Treści na Forum Bankier.pl publikowane są przez użytkowników portalu i nie są autoryzowane przez Redakcję przed publikacją... Bankier.pl nie ponosi odpowiedzialności za informacje publikowane na Forum, szczególnie fałszywe lub nierzetelne, które mogą wprowadzać w błąd w zakresie decyzji inwestycyjnych w myśl art. 39 ustawy z dnia 29 lipca 2005 r. o obrocie instrumentami finansowymi.
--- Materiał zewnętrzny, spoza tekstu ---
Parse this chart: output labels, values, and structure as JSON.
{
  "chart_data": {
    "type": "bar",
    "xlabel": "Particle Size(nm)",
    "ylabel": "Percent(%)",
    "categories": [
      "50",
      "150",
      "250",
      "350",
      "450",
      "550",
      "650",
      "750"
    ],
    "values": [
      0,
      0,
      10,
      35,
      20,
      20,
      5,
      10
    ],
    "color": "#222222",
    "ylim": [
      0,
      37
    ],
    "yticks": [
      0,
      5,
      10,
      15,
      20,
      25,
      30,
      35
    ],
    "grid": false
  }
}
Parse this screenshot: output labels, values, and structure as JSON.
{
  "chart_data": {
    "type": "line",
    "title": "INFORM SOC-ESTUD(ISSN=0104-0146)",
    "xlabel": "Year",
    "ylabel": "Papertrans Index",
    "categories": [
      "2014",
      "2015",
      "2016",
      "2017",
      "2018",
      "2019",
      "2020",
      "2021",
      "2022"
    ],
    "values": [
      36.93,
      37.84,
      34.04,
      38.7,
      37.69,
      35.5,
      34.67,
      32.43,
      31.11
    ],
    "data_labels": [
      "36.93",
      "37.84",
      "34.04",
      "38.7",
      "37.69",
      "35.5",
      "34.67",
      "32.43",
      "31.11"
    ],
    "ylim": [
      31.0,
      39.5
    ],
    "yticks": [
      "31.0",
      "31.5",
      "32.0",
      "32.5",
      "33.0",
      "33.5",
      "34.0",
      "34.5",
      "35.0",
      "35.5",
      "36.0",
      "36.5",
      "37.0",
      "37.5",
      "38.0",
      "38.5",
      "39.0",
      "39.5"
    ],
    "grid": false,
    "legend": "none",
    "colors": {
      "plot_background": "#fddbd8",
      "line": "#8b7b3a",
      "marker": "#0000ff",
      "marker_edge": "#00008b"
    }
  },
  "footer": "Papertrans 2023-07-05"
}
Przypominamy, że Forum stanowi platformę wymiany opinii. Każda informacja wpływająca na decyzje inwestycyjne pozyskana przez Forum, powinna być w interesie inwestora, zweryfikowana w innym źródle.
Jako właściciel sporego pakietu akcji, postanowiłem osobiście sprawdzić, jak na talerzu wypadają nowe brandy.
Kupiłem więc kilkanaście nowych produktów, aby osobiście przekonać się czy mam na pewno dobre akcje w portfelu....
Oto wnioski:
1. Ogólnie jest nieźle, a nawet bardzo dobrze, przy czym lepsze wrażenie zrobiły na mnie produktu Sorella (za wyjątkiem chocopast - malinowej i wiśniowej, które w smaku są "specyficzne"). Świetne są te nowe zupy w słoikach i dania z boczniaków. Pasty warzywne dużo lepsze niż chocopasty. Minus to rozmiar słoików z pastami, ale podejrzewam, że to celowe zagranie. Jak się przyjma, to może wypuszczą w większych słoikach, a tak, przynajmniej nie szkoda tych 4 zł.....
Dobre wrażenie sprawiają też opakowania, naprawdę wyróżniają się na tle konkurencji i są po prostu ładne.
Za chwilę mają się pojawić też dania mięsne, więc się okaże czy siostra mięsna sprawi się równie dobrze jak wegetarianka:)
2. Ad Goong - przetestowałem m.in sosy do dań gotowych (kantoński, korma, tajski) i są nazwijmy to "poprawne". Jadałem zarówno lepsze jak i gorsze. Tutaj pewnie będzie liczyć się cena no i to jak uda im się wypromować markę. Pozostałe Goongi to to samo co u konkurencji (zupki chińskie, sosy, makarony, mleczko, etc.) tylko w innych opakowaniach. Pewnie kluczowe będzie konkurowanie ceną i rozwiniętymi kanałami dystrybucji. Sama marka jest chwytliwa i moim zdaniem ma szansę na dobre zaistnieć na tym rynku.
3. Ad innych dań pod marką własną - próbowałem jedynie fasolki bo bretońsku - trochę "glutowata" konsystencja, ale w smaku ujdzie. Moja żona robi o niebo lepszą, ale dla kogoś kto nie jadł takiej domowej, ta z puszki może podpasować.
Oceny końcowe:
Sorella: 5- (w skali 1-5)
Goong: 4
Pamapol - za mała próba, ale patrząc na to co sprzedawali jeszcze 2-3 lata temu, to naprawdę jest spory progres.